In Belgium a law banning burqas in on the table and the Netherlands is considering one.
A Financial Times survey across Europe found a majority supports similar bans, with support weakest in Germany at 50 per cent and strongest in France (70 per cent), which has the largest Muslim population in Europe. President Nicolas Sarkozy has framed the debate in terms of feminist rights, with French security concerns of burqa-wearing terrorists having been ridiculed.
But it is not for the state to force emancipation on to women. If anything, banning hijabs and burqas just subjects Muslim women to further subjugation, forcing them indoors, alienating them from wider society, causing resentment among their children and ensuring future disharmony.

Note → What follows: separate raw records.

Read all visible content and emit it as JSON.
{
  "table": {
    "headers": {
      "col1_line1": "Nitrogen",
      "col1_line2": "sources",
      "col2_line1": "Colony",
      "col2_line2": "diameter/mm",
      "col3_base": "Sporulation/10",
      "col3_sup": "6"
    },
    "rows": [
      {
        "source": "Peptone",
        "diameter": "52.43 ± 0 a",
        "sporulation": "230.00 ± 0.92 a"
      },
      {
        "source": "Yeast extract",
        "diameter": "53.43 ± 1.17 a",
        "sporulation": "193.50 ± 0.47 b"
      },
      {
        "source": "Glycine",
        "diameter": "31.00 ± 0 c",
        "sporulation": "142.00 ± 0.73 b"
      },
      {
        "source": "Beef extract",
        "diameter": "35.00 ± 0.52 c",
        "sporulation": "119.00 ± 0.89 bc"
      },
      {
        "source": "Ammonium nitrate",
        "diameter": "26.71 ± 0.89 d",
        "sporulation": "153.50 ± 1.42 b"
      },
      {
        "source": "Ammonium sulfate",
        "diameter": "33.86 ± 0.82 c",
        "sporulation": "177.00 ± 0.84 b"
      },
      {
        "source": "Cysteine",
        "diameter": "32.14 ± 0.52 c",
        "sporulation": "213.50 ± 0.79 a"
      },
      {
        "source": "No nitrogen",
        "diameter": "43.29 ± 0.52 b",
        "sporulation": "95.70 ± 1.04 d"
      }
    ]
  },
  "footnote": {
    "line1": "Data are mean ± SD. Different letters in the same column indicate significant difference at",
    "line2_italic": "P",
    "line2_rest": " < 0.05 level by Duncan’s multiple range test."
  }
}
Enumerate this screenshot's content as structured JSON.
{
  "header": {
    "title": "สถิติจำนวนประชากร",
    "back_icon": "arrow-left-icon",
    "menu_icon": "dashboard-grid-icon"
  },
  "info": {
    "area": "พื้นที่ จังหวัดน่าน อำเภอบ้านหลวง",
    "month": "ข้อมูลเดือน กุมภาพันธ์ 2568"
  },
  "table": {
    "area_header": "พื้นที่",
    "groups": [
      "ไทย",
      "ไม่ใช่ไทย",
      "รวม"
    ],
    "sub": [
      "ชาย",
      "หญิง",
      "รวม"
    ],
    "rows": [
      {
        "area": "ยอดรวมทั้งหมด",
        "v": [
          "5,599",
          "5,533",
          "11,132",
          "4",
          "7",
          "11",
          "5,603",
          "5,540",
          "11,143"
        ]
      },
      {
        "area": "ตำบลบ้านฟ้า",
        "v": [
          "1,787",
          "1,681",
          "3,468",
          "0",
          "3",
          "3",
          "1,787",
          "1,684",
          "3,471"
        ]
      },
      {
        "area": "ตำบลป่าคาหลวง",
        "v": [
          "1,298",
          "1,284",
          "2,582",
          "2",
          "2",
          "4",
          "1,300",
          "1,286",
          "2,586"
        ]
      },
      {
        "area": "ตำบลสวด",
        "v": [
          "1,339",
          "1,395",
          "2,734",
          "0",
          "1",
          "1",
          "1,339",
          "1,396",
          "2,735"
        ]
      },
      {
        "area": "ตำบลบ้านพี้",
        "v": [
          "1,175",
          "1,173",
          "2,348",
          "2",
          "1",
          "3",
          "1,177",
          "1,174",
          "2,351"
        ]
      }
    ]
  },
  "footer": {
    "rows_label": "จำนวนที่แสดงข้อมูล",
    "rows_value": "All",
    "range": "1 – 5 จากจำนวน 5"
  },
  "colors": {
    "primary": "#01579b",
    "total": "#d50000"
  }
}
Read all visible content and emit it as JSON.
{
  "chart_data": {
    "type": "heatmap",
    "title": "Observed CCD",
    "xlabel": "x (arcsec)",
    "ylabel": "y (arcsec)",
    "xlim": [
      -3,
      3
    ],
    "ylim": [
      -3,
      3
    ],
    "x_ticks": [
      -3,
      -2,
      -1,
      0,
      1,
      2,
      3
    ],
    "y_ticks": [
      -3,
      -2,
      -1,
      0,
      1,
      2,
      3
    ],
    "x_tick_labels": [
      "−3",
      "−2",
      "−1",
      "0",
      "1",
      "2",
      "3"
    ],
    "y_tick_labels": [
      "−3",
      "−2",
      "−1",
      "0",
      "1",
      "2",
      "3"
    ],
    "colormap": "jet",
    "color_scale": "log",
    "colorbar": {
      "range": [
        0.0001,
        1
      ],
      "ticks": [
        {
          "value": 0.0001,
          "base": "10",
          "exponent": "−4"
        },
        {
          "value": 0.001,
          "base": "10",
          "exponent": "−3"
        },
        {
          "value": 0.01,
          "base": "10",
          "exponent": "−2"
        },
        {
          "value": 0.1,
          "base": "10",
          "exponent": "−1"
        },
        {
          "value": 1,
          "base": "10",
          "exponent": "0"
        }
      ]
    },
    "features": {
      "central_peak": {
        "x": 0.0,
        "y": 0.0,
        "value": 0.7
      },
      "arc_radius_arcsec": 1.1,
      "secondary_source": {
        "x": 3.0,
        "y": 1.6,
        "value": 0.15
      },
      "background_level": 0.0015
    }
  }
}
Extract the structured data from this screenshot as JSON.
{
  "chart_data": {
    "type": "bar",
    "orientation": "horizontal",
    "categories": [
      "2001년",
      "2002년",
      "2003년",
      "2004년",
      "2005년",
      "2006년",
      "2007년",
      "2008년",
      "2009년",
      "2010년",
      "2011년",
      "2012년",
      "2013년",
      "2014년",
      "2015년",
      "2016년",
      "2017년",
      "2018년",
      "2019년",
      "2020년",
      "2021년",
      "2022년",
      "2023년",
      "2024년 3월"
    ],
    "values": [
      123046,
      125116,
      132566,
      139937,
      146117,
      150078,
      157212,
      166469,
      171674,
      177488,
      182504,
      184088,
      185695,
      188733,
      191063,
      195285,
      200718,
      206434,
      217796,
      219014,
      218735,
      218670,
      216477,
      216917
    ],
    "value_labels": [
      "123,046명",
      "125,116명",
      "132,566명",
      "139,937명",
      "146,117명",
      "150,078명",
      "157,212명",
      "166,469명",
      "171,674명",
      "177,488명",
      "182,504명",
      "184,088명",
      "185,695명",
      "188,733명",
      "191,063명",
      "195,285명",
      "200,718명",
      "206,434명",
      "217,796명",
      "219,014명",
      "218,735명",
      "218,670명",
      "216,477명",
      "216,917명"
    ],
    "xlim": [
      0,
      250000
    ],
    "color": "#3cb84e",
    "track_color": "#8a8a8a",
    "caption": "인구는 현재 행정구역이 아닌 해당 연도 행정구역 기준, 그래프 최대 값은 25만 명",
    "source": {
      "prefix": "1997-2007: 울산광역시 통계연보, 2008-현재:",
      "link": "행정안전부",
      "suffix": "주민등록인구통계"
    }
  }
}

The Iranian girls' soccer team had managed to break out of the constrictions of their faith, their culture and their veil to win a place at the Youth Olympics. How must they feel now, having been replaced by a Thai team, thanks to the decision of faceless men at FIFA headquarters in Zurich? What choice did any of them have about wearing the veil?
Where they come from, police cars park outside shopping malls ready to pounce on women whose hijab is deemed not modest enough. It's not as if Iran's mullahs and secret police will suddenly say, ''oh, fine, take off your veil and play''. The real reason for the popularity of the bans in Europe is less about feminism and more about politicians trying to mollify a populace angered by the Islamisation of their countries due to immigration and a higher Muslim birthrate. Switzerland's recent ban on minarets signifies anti-Muslim sentiment. But it would be more honest to call a halt to Muslim migration rather than victimising powerless women.
That would be no less offensive and xenophobic than treating your own citizens as second class while posing as their emancipators. In any case, such illiberality in liberal democracies is destined to backfire because it eventually spreads in pursuit of equality. A ban on the hijab or burqa soon becomes a ban on the wearing of religious symbols of any kind. Thus the European Court of Human Rights last year banned the use of crucifixes in classrooms in Italy.
Jamal Rifi has worked hard to involve girls in sport. Five years ago his club had one girls' soccer team. This year there are five.
''We embarked on a mission to get more kids out of their shell on to the playing fields, particularly girls. But it wasn't easy.'' There was resistance from parents and the cost was prohibitive for many families, who include recently arrived migrants and refugees from Sudan, Afghanistan and Iraq. Many don't have cars, so getting the children to and from games was a challenge. ''We had to overcome many hurdles, convince Mum and Dad we would provide a safe environment and provide very, very cheap registration, subsidised by the local business community,'' says Rifi, a Lebanese-born father of five.
This year parents are struggling to pay even the subsidised fees and the club has had to reduce player numbers from 400 to 150. But Rifi perseveres because, as he says, sport is about more than just playing a game.
''It teaches young people about being part of a team … We believe playing sport will not just impact on these young people's lives but on the Australian community in the future.'' It's good that a small thing like wearing a hijab won't interfere with such a big idea.